Let’s Take BDS to Court
by Judith Bergman
The tactics of the boycott, divestment and sanctions movement out to destroy Israel turn out to be in violation of the European Convention on Human Rights, which is largely held in higher esteem than the Bible is in Europe.
While this is hardly a surprise to those who still have their logical faculties intact, in the morally skewed and ethically challenged world that our generation inhabits, it is unfortunately necessary to have a court adjudicate that singling out the Jews — for the millionth time in world history — for discriminatory and hostile treatment is not the humanitarian thing to do.
It was judges on the panel of a Spanish administrative court who ruled that boycotting Israel is not compatible with the ECHR, as well as being in violation of the Spanish constitution.
The ruling came in a case brought before Administrative Law Court No. 1 of the city of Gijon recommending the legal invalidation of four points of a resolution adopted on Jan. 13, 2016, by the Gijon city council. In these points, Gijon is declared free of alleged “Israeli apartheid” and the city council undertakes to introduce legal measures to prevent public procurement and to avoid entering agreements with companies that allegedly violate international law and the Universal Declaration of Human Rights. In addition, they also pledge that the city will cooperate with the BDS movement against Israel.
The pro-Israeli group ACOM brought the case before the court. In its ruling, the court stated that the boycott constitutes “infringement of the fundamental rights of equality and nondiscrimination on the grounds of racial or ethnic origin, religion, or convictions expressly proscribed by our constitution as well as by international treaties.”
A motion similar to the one passed in Gijon was defeated last week by a majority of delegates in Tarragona, an eastern Spanish city with 130,000 residents. Tarragona is the fifth Spanish municipality where BDS motions have failed in recent weeks, while motions supporting an Israel boycott have passed in four Spanish municipalities.
The tide of BDS rises and falls, almost habitually by now, across municipal city councils all over Europe. Sometimes the motions calling for BDS fail and sometimes they pass, all depending on the political makeup of the city council and the extent of virulent anti-Israeli sentiment among its members. Such a situation, naturally, is untenable and ridiculous. City council members should not be allowed to vote on and subsequently implement discriminatory and frankly racist motions, which contravene international treaties and national constitutions, prohibiting city authorities from procuring Israeli goods and services based solely on how anti-Semitic the composition of their city council is.

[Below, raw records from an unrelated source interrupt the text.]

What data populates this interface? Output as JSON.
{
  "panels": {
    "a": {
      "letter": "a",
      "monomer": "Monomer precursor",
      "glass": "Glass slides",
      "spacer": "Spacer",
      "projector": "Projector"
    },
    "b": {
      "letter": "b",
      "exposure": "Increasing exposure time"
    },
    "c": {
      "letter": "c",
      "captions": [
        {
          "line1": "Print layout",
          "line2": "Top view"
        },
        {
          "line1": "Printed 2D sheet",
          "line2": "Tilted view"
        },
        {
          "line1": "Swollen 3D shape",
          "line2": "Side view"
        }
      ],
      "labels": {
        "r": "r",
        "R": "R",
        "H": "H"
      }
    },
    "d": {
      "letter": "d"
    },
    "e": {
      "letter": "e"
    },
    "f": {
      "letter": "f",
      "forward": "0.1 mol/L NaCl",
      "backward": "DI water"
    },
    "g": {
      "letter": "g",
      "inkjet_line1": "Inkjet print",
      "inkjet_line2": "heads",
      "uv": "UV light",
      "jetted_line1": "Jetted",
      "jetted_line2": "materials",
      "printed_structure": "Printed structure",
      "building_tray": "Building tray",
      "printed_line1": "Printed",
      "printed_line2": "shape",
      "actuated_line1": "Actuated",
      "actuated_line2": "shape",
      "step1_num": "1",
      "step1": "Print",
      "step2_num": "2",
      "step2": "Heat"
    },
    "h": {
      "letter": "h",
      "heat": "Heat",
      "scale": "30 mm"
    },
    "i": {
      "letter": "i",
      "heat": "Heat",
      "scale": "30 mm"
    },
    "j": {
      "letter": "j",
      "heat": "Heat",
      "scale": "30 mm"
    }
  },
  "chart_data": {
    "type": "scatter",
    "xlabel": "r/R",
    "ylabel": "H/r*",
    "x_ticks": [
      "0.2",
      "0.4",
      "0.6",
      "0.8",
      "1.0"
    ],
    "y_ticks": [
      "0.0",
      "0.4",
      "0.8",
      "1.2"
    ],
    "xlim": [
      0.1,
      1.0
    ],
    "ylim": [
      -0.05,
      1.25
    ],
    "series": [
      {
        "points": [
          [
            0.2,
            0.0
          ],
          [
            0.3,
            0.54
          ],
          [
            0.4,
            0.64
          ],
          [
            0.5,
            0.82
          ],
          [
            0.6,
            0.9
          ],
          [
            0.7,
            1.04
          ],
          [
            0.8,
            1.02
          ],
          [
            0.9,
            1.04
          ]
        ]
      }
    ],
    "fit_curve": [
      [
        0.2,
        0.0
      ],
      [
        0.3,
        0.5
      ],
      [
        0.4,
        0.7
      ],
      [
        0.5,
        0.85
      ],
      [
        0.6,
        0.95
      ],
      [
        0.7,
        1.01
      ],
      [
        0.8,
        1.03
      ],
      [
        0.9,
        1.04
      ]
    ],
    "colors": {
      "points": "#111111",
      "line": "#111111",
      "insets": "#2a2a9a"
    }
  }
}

The answer to this tide, of course, is to stop the BDS malaise from spreading once and for all. BDS is already illegal in some European countries, such as France, but it seems to make little difference in the overall European picture, where BDS motions still flourish. What is needed is a final judicial ruling on the utter illegality and incompatibility with human rights legislation from the highest authority on this issue in Europe, namely the European Court of Human Rights.

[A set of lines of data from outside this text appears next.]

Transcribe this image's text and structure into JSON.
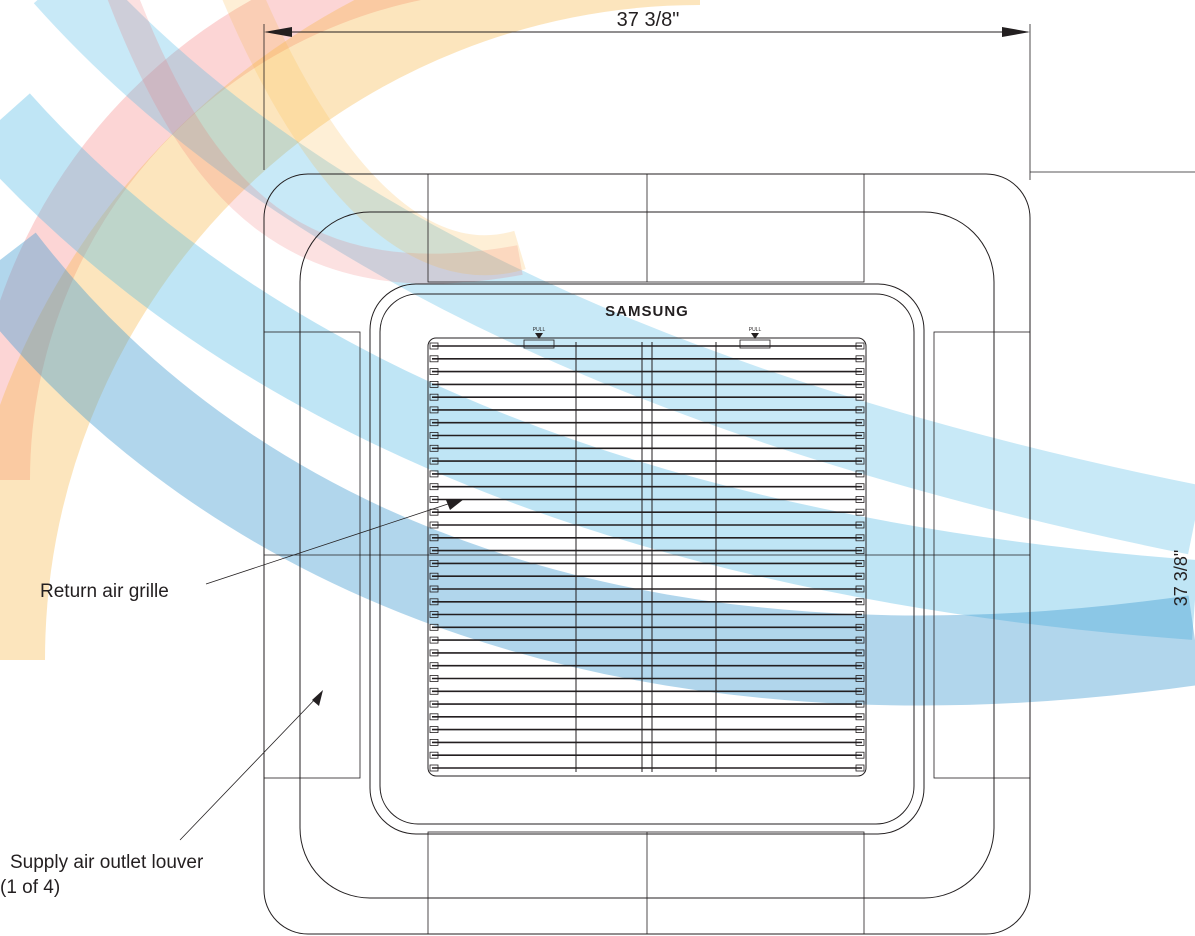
{
  "dimensions": {
    "width_label": "37 3/8\"",
    "height_label": "37 3/8\""
  },
  "labels": {
    "brand": "SAMSUNG",
    "return_air": "Return air grille",
    "supply_line1": "Supply air outlet louver",
    "supply_line2": "(1 of 4)",
    "pull_text": "PULL"
  },
  "colors": {
    "line": "#231f20",
    "watermark_blue": "#29a8df",
    "watermark_orange": "#f7a823",
    "watermark_red": "#ee3d3c"
  },
  "icons": {
    "pull_tab": "pull-tab-icon",
    "arrow": "arrowhead"
  }
}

This court, based in Strasbourg, rules on individual or state applications alleging violations of the civil and political rights set out in the European Convention on Human Rights. Since 1998, it has sat as a full-time court and individuals can apply to it directly.

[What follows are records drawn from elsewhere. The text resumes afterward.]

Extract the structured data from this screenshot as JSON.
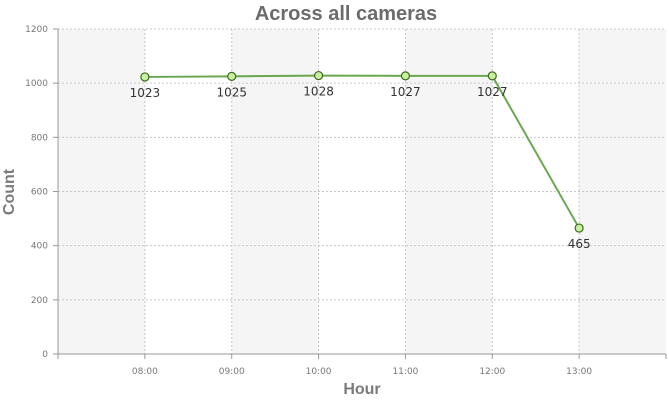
{
  "chart_data": {
    "type": "line",
    "title": "Across all cameras",
    "xlabel": "Hour",
    "ylabel": "Count",
    "categories": [
      "08:00",
      "09:00",
      "10:00",
      "11:00",
      "12:00",
      "13:00"
    ],
    "series": [
      {
        "values": [
          1023,
          1025,
          1028,
          1027,
          1027,
          465
        ]
      }
    ],
    "ylim": [
      0,
      1200
    ],
    "yticks": [
      "0",
      "200",
      "400",
      "600",
      "800",
      "1000",
      "1200"
    ],
    "grid": true,
    "data_labels": true,
    "colors": {
      "line": "#6aa84f",
      "marker_fill": "#c9f0a0",
      "marker_stroke": "#3d6b1f"
    }
  }
}
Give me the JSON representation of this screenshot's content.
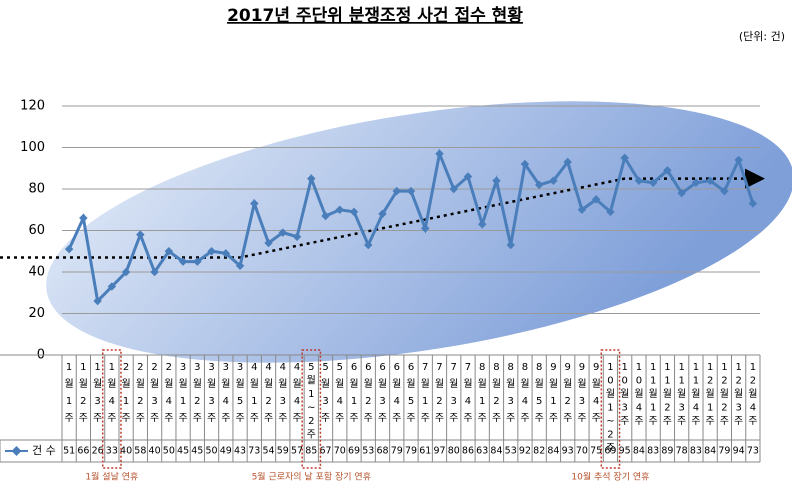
{
  "chart_data": {
    "type": "line",
    "title": "2017년 주단위 분쟁조정 사건 접수 현황",
    "unit": "(단위: 건)",
    "categories": [
      "1월1주",
      "1월2주",
      "1월3주",
      "1월4주",
      "2월1주",
      "2월2주",
      "2월3주",
      "2월4주",
      "3월1주",
      "3월2주",
      "3월3주",
      "3월4주",
      "3월5주",
      "4월1주",
      "4월2주",
      "4월3주",
      "4월4주",
      "5월1~2주",
      "5월3주",
      "5월4주",
      "6월1주",
      "6월2주",
      "6월3주",
      "6월4주",
      "6월5주",
      "7월1주",
      "7월2주",
      "7월3주",
      "7월4주",
      "8월1주",
      "8월2주",
      "8월3주",
      "8월4주",
      "8월5주",
      "9월1주",
      "9월2주",
      "9월3주",
      "9월4주",
      "10월1~2주",
      "10월3주",
      "10월4주",
      "11월1주",
      "11월2주",
      "11월3주",
      "11월4주",
      "12월1주",
      "12월2주",
      "12월3주",
      "12월4주"
    ],
    "series": [
      {
        "name": "건 수",
        "color": "#4a7ebb",
        "values": [
          51,
          66,
          26,
          33,
          40,
          58,
          40,
          50,
          45,
          45,
          50,
          49,
          43,
          73,
          54,
          59,
          57,
          85,
          67,
          70,
          69,
          53,
          68,
          79,
          79,
          61,
          97,
          80,
          86,
          63,
          84,
          53,
          92,
          82,
          84,
          93,
          70,
          75,
          69,
          95,
          84,
          83,
          89,
          78,
          83,
          84,
          79,
          94,
          73
        ]
      }
    ],
    "ylim": [
      0,
      120
    ],
    "yticks": [
      0,
      20,
      40,
      60,
      80,
      100,
      120
    ],
    "grid": true,
    "trend": {
      "at": [
        0,
        12,
        39,
        48
      ],
      "values": [
        47,
        47,
        85,
        85
      ]
    },
    "annotations": [
      {
        "text": "1월 설날 연휴",
        "category_index": 3
      },
      {
        "text": "5월 근로자의 날 포함 장기 연휴",
        "category_index": 17
      },
      {
        "text": "10월 추석 장기 연휴",
        "category_index": 38
      }
    ]
  }
}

The judgments of the European Court of Human Rights are binding on the countries concerned and have led governments to alter their legislation and administrative practice in a wide range of areas. This is why bringing the question of BDS before the European Court of Human Rights could prove to be a very powerful step against BDS, literally outlawing the movement across the European continent in one sweep with an authoritative ruling that would render the BDS movement’s purpose and actions in contravention of the European Convention of Human Rights.
While there is, of course, always the risk that the European Court of Human Rights would not find the BDS movement in violation of the convention, this is a result almost impossible to imagine. The BDS movement is so blatantly in violation of human rights legislation that the continuing presentation of BDS motions before city councils is shocking. It is, at the same time, a stark testament to the extreme spread of anti-Semitism across the European continent and the almost natural way in which it has become an acceptable feature of the political life on the continent.
As for the practicalities of bringing such a case before the European Court of Human Rights, this is naturally a matter for the lawyers. It is a venue that must be explored as a means to shutting the BDS down and officially exposing it, on European soil, as the racist and illegal movement that it is and as the very antithesis of everything for which the European Convention on Human Rights stands.